While living at the rented house in Des Plaines, mother avoided all contact with neighbors. She was Mrs. Stewart but was living with a man named Eric Hopf. After awhile she insisted that Eric get a job, as much for appearances sake as for the fact that she wearied of him being around the house all day. So she appealed to old Adolph who found him a job in a jewelers shop on Milwaukee Avenue. Adolph was too old and tired to take the job himself, so urged them to hire his son. They did and Eric worked there until 1941.
By this time mother and Eric were making frequent trips in Wisconsin shopping for a place to live. I met Russ (Russell Allen Moyer) in late 1939, and knew that he was THE ONE for me. He had joined the Navy and was working as an Aviation Mechanic at the Glenview Naval Air Station right outside Chicago. We became a "steady" couple and he applied to become a navy pilot. To his great joy, he was ACCEPTED for Naval Flight training in the fall of 1940! He was ecstatic! I was living at the Charm House in the early spring of 1941 when Father called me from Joliet and asked me if I would accompany him and Irv on a trip to British Columbia! Since Russ was in pre-flight training at Glenview, and had many more months of vigorous training ahead of him, I told him yes. Mrs. Cosler, my employer at the Charm House assured me that she would hold my job for me. She had two other girls who could fill in for me! Irv came down to the Greyhound Station in Chicago where we all boarded a bus for British Columbia! Irv had just turned nineteen.
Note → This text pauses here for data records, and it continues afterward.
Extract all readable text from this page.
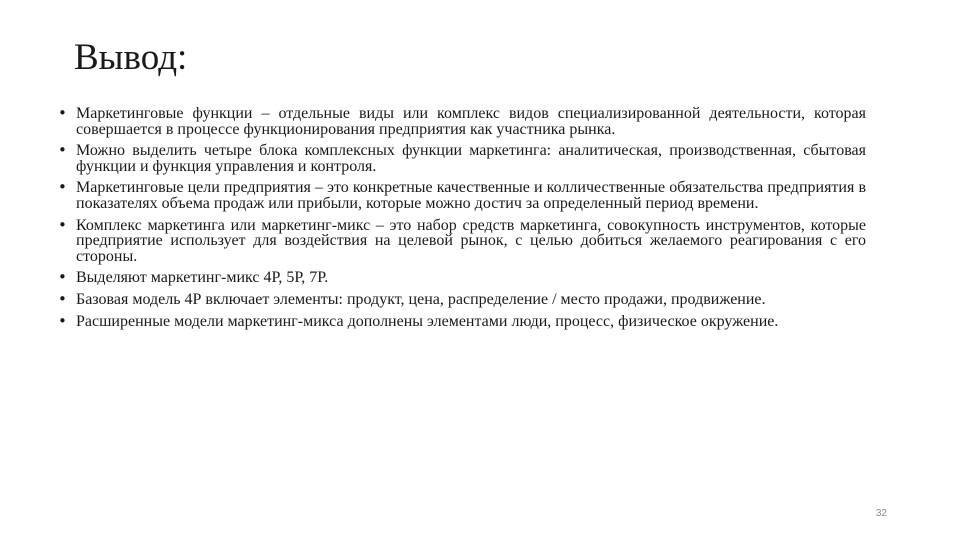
Вывод:
• Маркетинговые функции – отдельные виды или комплекс видов специализированной деятельности, которая совершается в процессе функционирования предприятия как участника рынка.
• Можно выделить четыре блока комплексных функции маркетинга: аналитическая, производственная, сбытовая функции и функция управления и контроля.
• Маркетинговые цели предприятия – это конкретные качественные и колличественные обязательства предприятия в показателях объема продаж или прибыли, которые можно достич за определенный период времени.
• Комплекс маркетинга или маркетинг-микс – это набор средств маркетинга, совокупность инструментов, которые предприятие использует для воздействия на целевой рынок, с целью добиться желаемого реагирования с его стороны.
• Выделяют маркетинг-микс 4Р, 5Р, 7Р.
• Базовая модель 4Р включает элементы: продукт, цена, распределение / место продажи, продвижение.
• Расширенные модели маркетинг-микса дополнены элементами люди, процесс, физическое окружение.
32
It was a long and illuminating bus ride as we all got to know each other in depth! We talked for three days! We were warmly greeted by Auntie Nan and dear Aunt Helen - also uncle Jim! I was to stay at Nan and Helen's house in Hollyburn, and Campbell and Irv went to Uncle Jim's farm. I stayed a total of three months during which time I came to know my dear family there - my cousins Bill Ferguson, Anne Piers, and Mary Fagan.
Auntie Nan was so generous and kind to me. But, it was my Aunt Helen whose kindness, brilliance, and goodness impressed me the most! I have always regarded her as the "jewel" of the family. I visited her twice in her last few years. First, in her lovely little house in Victoria, and later in the Rest Home where she died. It was a privilege to know her!
We had been in B.C. just about a month when Irv abruptly left one day. I learned later that he had hitch-hiked and hopped freights all the way back to Chicago. In a hasty phone call to him, I learned that Campbell had brought him there with the hope of uncle Jim taking him on at the farm so that he would not be drafted. Irv sensed that James did not want the responsibility of him and so left. Shortly after his return to the Midwest, he made a trip "up north" with Vensel Voightlander where he met the Rhinehart family and a sweet girl named Emma Rhinehart who turned his world upside down!